To develop a daily ETL workflow containing multiple ETL jobs that can start as soon as data is uploaded to Amazon S3, the best configuration is to use AWS Lambda to trigger an AWS Step Functions workflow to wait for dataset uploads to complete in Amazon S3. Use AWS Glue to join the datasets. Use an Amazon CloudWatch alarm to send an SNS notification to the Administrator in the case of a failure.
AWS Lambda is a serverless compute service that lets you run code without provisioning or managing servers. You can use Lambda to create functions that respond to events such as data uploads to Amazon S3. You can also use Lambda to invoke other AWS services such as AWS Step Functions and AWS Glue.
AWS Step Functions is a service that lets you coordinate multiple AWS services into serverless workflows. You can use Step Functions to create a state machine that defines the sequence and logic of your ETL workflow. You can also use Step Functions to handle errors and retries, and to monitor the execution status of your workflow.
AWS Glue is a serverless data integration service that makes it easy to discover, prepare, and combine data for analytics. You can use Glue to create and run ETL jobs that can join data from multiple sources in Amazon S3. You can also use Glue to catalog your data and make it searchable and queryable.

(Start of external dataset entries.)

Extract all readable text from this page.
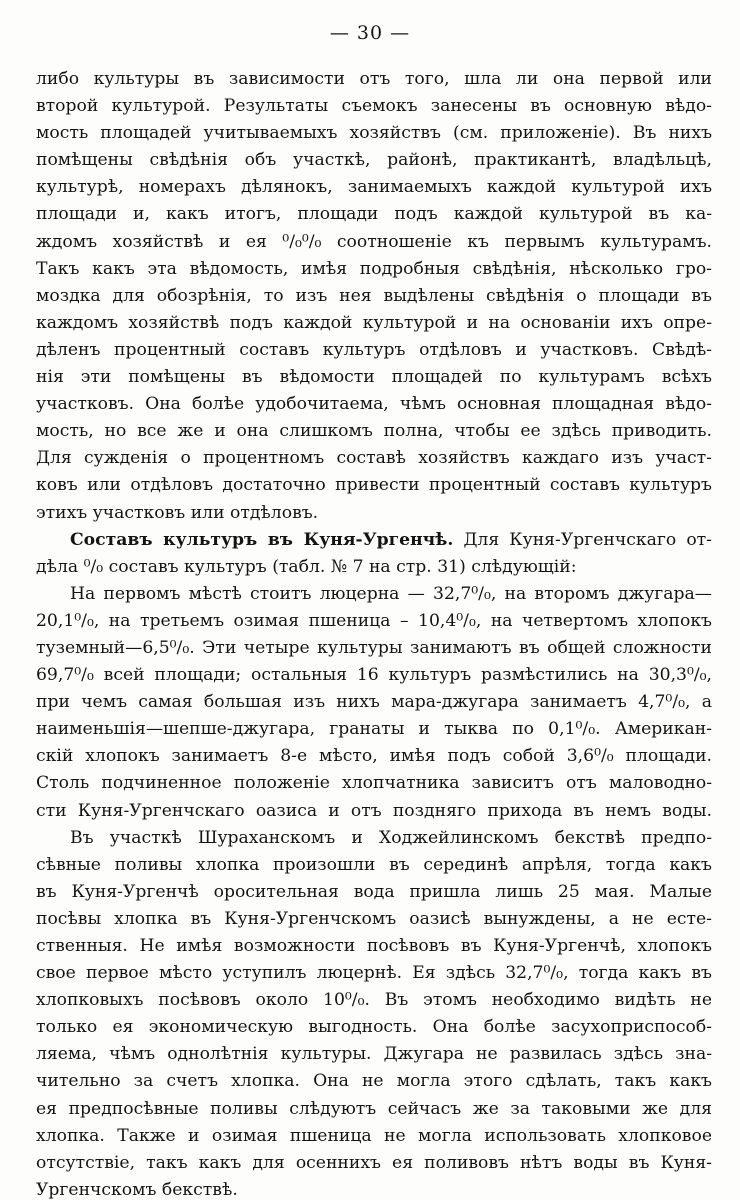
— 30 —
либо культуры въ зависимости отъ того, шла ли она первой или
второй культурой. Результаты съемокъ занесены въ основную вѣдо-
мость площадей учитываемыхъ хозяйствъ (см. приложеніе). Въ нихъ
помѣщены свѣдѣнія объ участкѣ, районѣ, практикантѣ, владѣльцѣ,
культурѣ, номерахъ дѣлянокъ, занимаемыхъ каждой культурой ихъ
площади и, какъ итогъ, площади подъ каждой культурой въ ка-
ждомъ хозяйствѣ и ея ⁰/₀⁰/₀ соотношеніе къ первымъ культурамъ.
Такъ какъ эта вѣдомость, имѣя подробныя свѣдѣнія, нѣсколько гро-
моздка для обозрѣнія, то изъ нея выдѣлены свѣдѣнія о площади въ
каждомъ хозяйствѣ подъ каждой культурой и на основаніи ихъ опре-
дѣленъ процентный составъ культуръ отдѣловъ и участковъ. Свѣдѣ-
нія эти помѣщены въ вѣдомости площадей по культурамъ всѣхъ
участковъ. Она болѣе удобочитаема, чѣмъ основная площадная вѣдо-
мость, но все же и она слишкомъ полна, чтобы ее здѣсь приводить.
Для сужденія о процентномъ составѣ хозяйствъ каждаго изъ участ-
ковъ или отдѣловъ достаточно привести процентный составъ культуръ
этихъ участковъ или отдѣловъ.
Составъ культуръ въ Куня-Ургенчѣ. Для Куня-Ургенчскаго от-
дѣла ⁰/₀ составъ культуръ (табл. № 7 на стр. 31) слѣдующій:
На первомъ мѣстѣ стоитъ люцерна — 32,7⁰/₀, на второмъ джугара—
20,1⁰/₀, на третьемъ озимая пшеница – 10,4⁰/₀, на четвертомъ хлопокъ
туземный—6,5⁰/₀. Эти четыре культуры занимаютъ въ общей сложности
69,7⁰/₀ всей площади; остальныя 16 культуръ размѣстились на 30,3⁰/₀,
при чемъ самая большая изъ нихъ мара-джугара занимаетъ 4,7⁰/₀, а
наименьшія—шепше-джугара, гранаты и тыква по 0,1⁰/₀. Американ-
скій хлопокъ занимаетъ 8-е мѣсто, имѣя подъ собой 3,6⁰/₀ площади.
Столь подчиненное положеніе хлопчатника зависитъ отъ маловодно-
сти Куня-Ургенчскаго оазиса и отъ поздняго прихода въ немъ воды.
Въ участкѣ Шураханскомъ и Ходжейлинскомъ бекствѣ предпо-
сѣвные поливы хлопка произошли въ серединѣ апрѣля, тогда какъ
въ Куня-Ургенчѣ оросительная вода пришла лишь 25 мая. Малые
посѣвы хлопка въ Куня-Ургенчскомъ оазисѣ вынуждены, а не есте-
ственныя. Не имѣя возможности посѣвовъ въ Куня-Ургенчѣ, хлопокъ
свое первое мѣсто уступилъ люцернѣ. Ея здѣсь 32,7⁰/₀, тогда какъ въ
хлопковыхъ посѣвовъ около 10⁰/₀. Въ этомъ необходимо видѣть не
только ея экономическую выгодность. Она болѣе засухоприспособ-
ляема, чѣмъ однолѣтнія культуры. Джугара не развилась здѣсь зна-
чительно за счетъ хлопка. Она не могла этого сдѣлать, такъ какъ
ея предпосѣвные поливы слѣдуютъ сейчасъ же за таковыми же для
хлопка. Также и озимая пшеница не могла использовать хлопковое
отсутствіе, такъ какъ для осеннихъ ея поливовъ нѣтъ воды въ Куня-
Ургенчскомъ бекствѣ.
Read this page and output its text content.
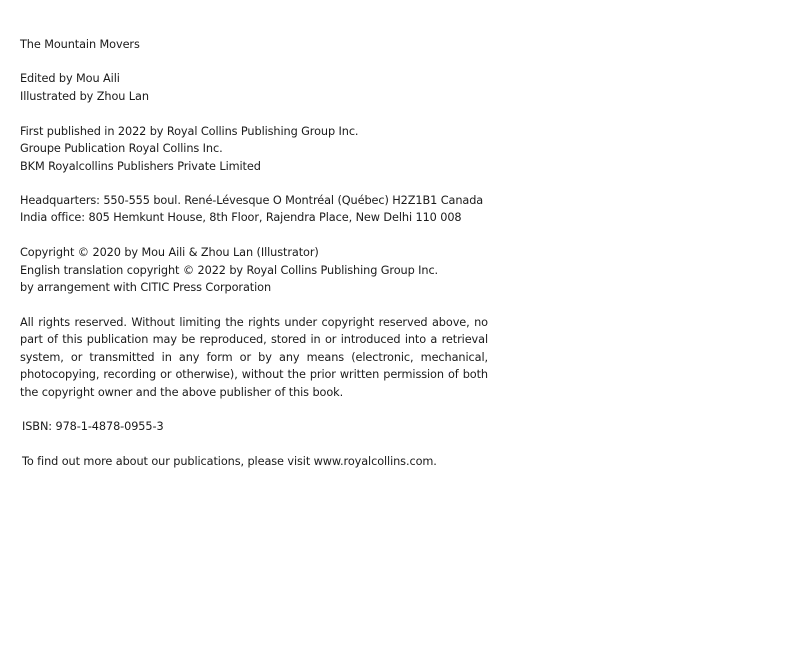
The Mountain Movers
Edited by Mou Aili
Illustrated by Zhou Lan
First published in 2022 by Royal Collins Publishing Group Inc.
Groupe Publication Royal Collins Inc.
BKM Royalcollins Publishers Private Limited
Headquarters: 550-555 boul. René-Lévesque O Montréal (Québec) H2Z1B1 Canada
India office: 805 Hemkunt House, 8th Floor, Rajendra Place, New Delhi 110 008
Copyright © 2020 by Mou Aili & Zhou Lan (Illustrator)
English translation copyright © 2022 by Royal Collins Publishing Group Inc.
by arrangement with CITIC Press Corporation
All rights reserved. Without limiting the rights under copyright reserved above, no part of this publication may be reproduced, stored in or introduced into a retrieval system, or transmitted in any form or by any means (electronic, mechanical, photocopying, recording or otherwise), without the prior written permission of both the copyright owner and the above publisher of this book.
ISBN: 978-1-4878-0955-3
To find out more about our publications, please visit www.royalcollins.com.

Amazon CloudWatch is a service that monitors your AWS resources and applications. You can use CloudWatch to create alarms that trigger actions when a metric or a log event meets a specified threshold. You can also use CloudWatch to send notifications to Amazon Simple Notification Service (SNS) topics, which can then deliver the notifications to subscribers such as email addresses or phone numbers.
Therefore, by using these services together, you can achieve the following benefits:
You can start the ETL workflow as soon as data is uploaded to Amazon S3 by using Lambda functions to trigger Step Functions workflows.
You can wait for all the datasets to be available in Amazon S3 by using Step Functions to poll the S3 buckets and check the data completeness.
You can join the datasets with terabyte-sized datasets in Amazon S3 by using Glue ETL jobs that can scale and parallelize the data processing.
You can store the results of joining datasets in Amazon S3 by using Glue ETL jobs to write the output to S3 buckets.
You can send a notification to the Administrator if one of the jobs fails by using CloudWatch alarms to monitor the Step Functions or Glue metrics and send SNS notifications in case of a failure.